Hi, I'm using logstash to extract data from database and send to elasticsearch and to kibana.
What I want to do is I want elasticsesarch to store past data and just get newly inserted data to my oracle database. For instance, if data [No.1] ~ [No.10] have already been inserted to Elasticsearch, I want logstash to just read data from [No.11] ~ [No. most recent] and store them to Elasticsearch. Since I couldn't figure that out, I alternatively used duplicate filter, please refer to the code below to see how I did.

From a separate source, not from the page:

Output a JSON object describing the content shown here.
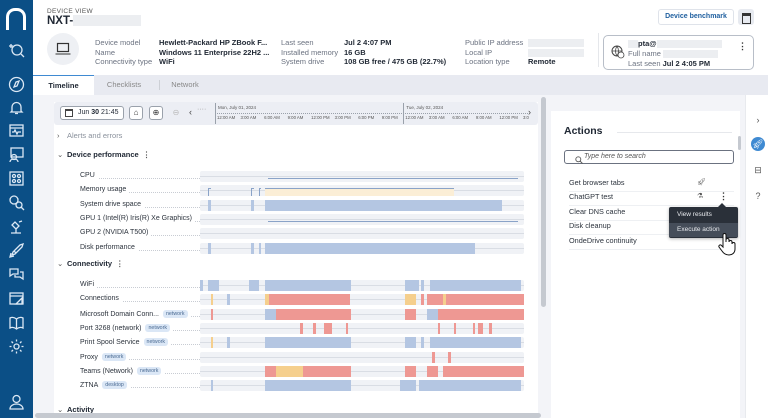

- read every data till now:
TO_CHAR(DATE, 'yyyy-mm-dd HH24:MI') < TO_CHAR(SYSDATE, 'yyyy-mm-dd HH24:MI')
- remove duplicates
filter {
mutate {
add_field => {
"[@metadata][document_id]" => "%{IDX}"
}
}
}
But I guess this is waste of resource since logstash will read the whole data first and then remove the duplicates. Is there a better way to improve my code?
Thanks
Best
gee
P.S.
My logstash.conf file is as follows:
input {
jdbc {
jdbc_validate_connection =>
jdbc_connection_string =>
jdbc_user =>
jdbc_password =>
jdbc_driver_library =>
jdbc_driver_class =>
statement =>
"
SELECT IDX, DATE, PRICE, PROFIT
FROM TABLE_NAME
WHERE
TO_CHAR(DATE, 'yyyy-mm-dd HH24:MI') < TO_CHAR(SYSDATE, 'yyyy-mm-dd HH24:MI')
"
}
}
filter {
mutate {
add_field => {
"[@metadata][document_id]" => "%{IDX}"
}
}
}
output {
elasticsearch {
index =>
hosts =>
user =>
password =>
document_id => "%{[@metadata][document_id]}"
}
}
I skipped all the sensitive part, (e.g. user, password..)